Matthew J. Marcath, Shaun D. Clarke, Brian M. Wieger, Enrico Padovani, Edward W. Larsen, Sara A. Pozzi
Nuclear Science and Engineering | Volume 181 | Number 1 | September 2015 | Pages 72-81
Technical Paper | dx.doi.org/10.13182/NSE14-89
Articles are hosted by Taylor and Francis Online.
Monte Carlo particle transport codes used to model detector responses are traditionally run in analog mode. However, analog simulations of cross-correlation measurements are extremely time-consuming because the probability of coincident detection is small, approximately equal to the product of the probabilities of a single detection in each detector.
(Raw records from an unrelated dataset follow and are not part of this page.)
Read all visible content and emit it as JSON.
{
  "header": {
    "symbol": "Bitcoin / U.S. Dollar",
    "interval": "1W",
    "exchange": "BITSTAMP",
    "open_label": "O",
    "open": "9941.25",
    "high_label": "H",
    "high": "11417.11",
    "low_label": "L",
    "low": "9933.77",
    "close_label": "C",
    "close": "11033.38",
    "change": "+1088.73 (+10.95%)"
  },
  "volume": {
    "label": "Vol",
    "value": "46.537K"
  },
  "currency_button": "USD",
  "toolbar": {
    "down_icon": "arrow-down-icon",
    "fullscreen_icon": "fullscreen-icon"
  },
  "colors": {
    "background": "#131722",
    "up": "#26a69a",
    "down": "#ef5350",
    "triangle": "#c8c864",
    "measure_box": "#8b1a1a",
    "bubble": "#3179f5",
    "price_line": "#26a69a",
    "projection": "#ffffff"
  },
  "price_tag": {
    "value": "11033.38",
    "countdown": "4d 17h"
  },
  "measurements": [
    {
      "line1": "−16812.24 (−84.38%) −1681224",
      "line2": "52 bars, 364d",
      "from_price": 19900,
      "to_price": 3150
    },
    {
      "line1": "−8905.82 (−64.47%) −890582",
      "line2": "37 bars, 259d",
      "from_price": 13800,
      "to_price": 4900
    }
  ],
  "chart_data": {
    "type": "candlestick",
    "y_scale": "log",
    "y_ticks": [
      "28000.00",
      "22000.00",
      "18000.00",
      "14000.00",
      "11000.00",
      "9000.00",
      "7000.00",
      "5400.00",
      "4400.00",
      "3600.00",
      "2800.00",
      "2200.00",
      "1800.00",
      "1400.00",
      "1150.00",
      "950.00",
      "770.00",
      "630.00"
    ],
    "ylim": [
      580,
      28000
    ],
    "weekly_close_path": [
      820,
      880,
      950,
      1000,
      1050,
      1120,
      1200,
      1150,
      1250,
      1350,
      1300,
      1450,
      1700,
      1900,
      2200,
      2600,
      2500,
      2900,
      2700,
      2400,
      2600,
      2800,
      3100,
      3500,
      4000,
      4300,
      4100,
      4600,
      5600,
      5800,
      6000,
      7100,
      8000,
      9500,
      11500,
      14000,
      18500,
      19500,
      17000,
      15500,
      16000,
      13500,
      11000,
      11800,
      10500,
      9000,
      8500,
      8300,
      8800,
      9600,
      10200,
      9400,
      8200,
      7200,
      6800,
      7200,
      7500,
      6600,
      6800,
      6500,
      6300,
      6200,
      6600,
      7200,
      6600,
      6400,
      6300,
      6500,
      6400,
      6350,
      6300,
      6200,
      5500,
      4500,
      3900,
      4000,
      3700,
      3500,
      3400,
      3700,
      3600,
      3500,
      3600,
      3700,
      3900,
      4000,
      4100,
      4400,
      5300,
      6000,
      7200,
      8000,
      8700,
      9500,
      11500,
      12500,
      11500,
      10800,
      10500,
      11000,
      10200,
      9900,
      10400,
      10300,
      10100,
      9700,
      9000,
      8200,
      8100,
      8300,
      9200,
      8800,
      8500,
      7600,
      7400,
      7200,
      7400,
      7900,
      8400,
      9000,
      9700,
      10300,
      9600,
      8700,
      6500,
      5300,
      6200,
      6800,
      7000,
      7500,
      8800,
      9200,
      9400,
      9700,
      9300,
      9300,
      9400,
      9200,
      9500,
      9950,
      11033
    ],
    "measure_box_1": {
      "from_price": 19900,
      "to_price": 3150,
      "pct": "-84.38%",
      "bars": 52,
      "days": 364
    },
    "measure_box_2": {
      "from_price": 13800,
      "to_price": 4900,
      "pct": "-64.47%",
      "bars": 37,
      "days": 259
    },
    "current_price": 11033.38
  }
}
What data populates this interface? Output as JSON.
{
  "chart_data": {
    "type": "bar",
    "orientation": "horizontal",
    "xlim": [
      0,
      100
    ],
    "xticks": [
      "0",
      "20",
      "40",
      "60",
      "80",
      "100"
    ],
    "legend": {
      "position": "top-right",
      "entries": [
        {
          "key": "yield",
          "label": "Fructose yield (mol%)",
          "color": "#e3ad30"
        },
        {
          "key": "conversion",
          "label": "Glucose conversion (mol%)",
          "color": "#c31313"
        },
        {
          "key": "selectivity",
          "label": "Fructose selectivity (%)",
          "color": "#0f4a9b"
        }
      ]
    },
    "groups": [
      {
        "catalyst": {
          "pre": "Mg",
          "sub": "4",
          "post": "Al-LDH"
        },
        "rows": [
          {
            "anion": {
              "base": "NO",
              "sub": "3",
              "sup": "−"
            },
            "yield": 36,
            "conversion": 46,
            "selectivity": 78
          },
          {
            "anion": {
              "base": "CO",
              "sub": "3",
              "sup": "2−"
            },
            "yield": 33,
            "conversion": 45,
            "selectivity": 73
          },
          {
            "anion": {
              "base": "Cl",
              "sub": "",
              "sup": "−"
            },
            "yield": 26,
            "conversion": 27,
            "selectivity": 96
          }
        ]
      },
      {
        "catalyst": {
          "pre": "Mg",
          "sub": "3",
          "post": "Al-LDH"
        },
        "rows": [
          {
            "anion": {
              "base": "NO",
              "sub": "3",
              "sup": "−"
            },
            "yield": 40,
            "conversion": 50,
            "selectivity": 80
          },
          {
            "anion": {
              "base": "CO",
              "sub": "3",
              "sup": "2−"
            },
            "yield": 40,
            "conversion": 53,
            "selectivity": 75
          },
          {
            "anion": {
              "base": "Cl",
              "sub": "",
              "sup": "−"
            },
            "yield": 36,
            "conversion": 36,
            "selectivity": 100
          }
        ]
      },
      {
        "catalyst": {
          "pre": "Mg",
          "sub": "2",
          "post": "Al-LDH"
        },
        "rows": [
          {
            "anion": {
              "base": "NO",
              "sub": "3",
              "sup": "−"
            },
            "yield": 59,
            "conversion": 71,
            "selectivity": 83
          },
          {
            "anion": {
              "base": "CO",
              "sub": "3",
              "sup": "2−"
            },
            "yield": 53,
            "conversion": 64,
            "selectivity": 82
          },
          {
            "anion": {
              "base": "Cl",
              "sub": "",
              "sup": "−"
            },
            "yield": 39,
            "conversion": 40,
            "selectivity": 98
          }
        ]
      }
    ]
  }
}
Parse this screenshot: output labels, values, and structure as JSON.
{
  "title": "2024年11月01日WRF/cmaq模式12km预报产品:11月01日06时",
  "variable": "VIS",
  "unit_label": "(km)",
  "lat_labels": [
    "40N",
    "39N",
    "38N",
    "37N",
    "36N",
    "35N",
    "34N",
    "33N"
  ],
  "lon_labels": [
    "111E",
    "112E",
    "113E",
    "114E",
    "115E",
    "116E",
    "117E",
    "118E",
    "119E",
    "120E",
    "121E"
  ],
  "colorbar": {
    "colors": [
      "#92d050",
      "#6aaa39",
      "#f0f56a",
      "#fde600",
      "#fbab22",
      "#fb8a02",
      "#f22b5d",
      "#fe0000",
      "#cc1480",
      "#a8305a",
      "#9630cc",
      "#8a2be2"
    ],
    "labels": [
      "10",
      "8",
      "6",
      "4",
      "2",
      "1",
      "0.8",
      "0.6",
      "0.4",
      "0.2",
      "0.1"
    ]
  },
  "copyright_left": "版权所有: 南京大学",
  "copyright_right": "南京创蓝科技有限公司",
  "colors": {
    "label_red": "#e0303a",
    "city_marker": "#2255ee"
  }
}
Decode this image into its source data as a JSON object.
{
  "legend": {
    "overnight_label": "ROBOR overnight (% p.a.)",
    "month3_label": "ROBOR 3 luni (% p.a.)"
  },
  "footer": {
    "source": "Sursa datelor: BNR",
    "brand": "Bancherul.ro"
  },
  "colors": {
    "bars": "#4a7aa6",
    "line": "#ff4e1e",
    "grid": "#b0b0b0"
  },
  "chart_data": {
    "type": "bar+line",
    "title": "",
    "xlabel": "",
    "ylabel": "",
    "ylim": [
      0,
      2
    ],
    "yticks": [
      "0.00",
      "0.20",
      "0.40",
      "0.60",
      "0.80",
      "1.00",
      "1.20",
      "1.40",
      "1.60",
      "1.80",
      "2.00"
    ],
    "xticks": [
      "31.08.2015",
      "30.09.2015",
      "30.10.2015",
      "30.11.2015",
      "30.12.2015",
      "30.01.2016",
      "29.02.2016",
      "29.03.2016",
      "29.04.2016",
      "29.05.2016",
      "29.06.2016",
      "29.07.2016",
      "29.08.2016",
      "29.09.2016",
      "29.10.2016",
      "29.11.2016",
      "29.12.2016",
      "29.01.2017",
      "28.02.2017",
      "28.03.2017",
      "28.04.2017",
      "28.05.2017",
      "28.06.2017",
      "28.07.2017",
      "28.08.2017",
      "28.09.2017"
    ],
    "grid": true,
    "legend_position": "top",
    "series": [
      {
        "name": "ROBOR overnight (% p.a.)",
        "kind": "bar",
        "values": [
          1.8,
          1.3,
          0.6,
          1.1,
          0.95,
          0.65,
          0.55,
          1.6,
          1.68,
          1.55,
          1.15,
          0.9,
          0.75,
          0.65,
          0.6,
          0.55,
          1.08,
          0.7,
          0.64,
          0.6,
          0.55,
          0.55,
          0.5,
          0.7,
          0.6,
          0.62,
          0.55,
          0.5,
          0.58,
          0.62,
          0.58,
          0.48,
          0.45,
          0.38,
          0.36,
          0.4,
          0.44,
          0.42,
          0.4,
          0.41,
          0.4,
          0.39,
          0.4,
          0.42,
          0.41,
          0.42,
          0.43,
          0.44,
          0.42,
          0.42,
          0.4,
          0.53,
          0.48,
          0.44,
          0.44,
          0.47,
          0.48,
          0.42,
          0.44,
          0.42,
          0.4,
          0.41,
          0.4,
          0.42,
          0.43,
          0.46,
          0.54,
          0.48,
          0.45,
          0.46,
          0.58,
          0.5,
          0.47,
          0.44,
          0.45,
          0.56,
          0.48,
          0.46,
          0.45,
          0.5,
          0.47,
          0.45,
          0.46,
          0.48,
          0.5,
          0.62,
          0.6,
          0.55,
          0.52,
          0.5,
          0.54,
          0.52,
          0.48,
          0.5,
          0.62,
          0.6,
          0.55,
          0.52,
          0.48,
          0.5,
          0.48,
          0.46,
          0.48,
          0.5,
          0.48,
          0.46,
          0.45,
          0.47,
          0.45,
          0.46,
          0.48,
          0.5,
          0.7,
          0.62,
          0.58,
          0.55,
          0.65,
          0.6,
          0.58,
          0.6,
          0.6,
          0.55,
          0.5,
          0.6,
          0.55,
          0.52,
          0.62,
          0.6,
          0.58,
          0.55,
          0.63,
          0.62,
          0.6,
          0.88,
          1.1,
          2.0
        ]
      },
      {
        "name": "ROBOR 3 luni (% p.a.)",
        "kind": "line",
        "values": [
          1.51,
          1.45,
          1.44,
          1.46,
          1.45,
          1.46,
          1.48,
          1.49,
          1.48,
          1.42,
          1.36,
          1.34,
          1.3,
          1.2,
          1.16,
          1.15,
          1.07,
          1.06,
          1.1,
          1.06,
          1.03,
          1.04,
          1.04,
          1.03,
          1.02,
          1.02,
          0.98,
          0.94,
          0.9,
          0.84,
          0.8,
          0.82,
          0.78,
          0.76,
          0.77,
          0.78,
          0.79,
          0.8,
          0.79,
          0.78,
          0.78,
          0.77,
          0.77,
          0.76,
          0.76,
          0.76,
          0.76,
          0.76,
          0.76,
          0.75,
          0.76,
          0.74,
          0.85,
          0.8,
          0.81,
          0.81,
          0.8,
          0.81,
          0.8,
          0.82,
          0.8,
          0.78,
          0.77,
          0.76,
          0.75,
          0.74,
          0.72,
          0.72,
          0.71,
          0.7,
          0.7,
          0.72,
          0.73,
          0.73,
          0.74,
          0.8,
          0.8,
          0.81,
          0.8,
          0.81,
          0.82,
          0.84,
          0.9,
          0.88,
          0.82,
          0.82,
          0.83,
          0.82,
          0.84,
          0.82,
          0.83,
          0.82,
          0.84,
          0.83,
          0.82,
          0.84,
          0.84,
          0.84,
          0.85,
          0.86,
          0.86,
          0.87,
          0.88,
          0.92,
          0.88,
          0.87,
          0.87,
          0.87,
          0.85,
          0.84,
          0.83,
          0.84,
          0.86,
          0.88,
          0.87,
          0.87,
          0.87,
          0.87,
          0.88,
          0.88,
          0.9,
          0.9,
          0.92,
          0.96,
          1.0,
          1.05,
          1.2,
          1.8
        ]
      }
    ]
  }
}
The new implicit correlation method described here increases the number of correlated event scores, thereby reducing variance and required computation times. The cost of the implicit correlation method is comparable to the cost of simulating single-event detection for the lowest absolute detector efficiency in the problem. The new method is especially useful in the nuclear nonproliferation and safeguards fields for simulating correlation measurements of shielded special nuclear material.
The new method was implemented in MCNPX-PoliMi for neutron-neutron cross-correlations with a 252Cf spontaneous fission source measured by 14 detectors at various angles. The method demonstrated good agreement with analog simulation and reference measurement results. Small differences between nonanalog and analog cross-correlation distributions are attributed to discretization errors that are often not present in practical applications. Improvement in the figure of merit was greater than a factor of 100 in all tested cases.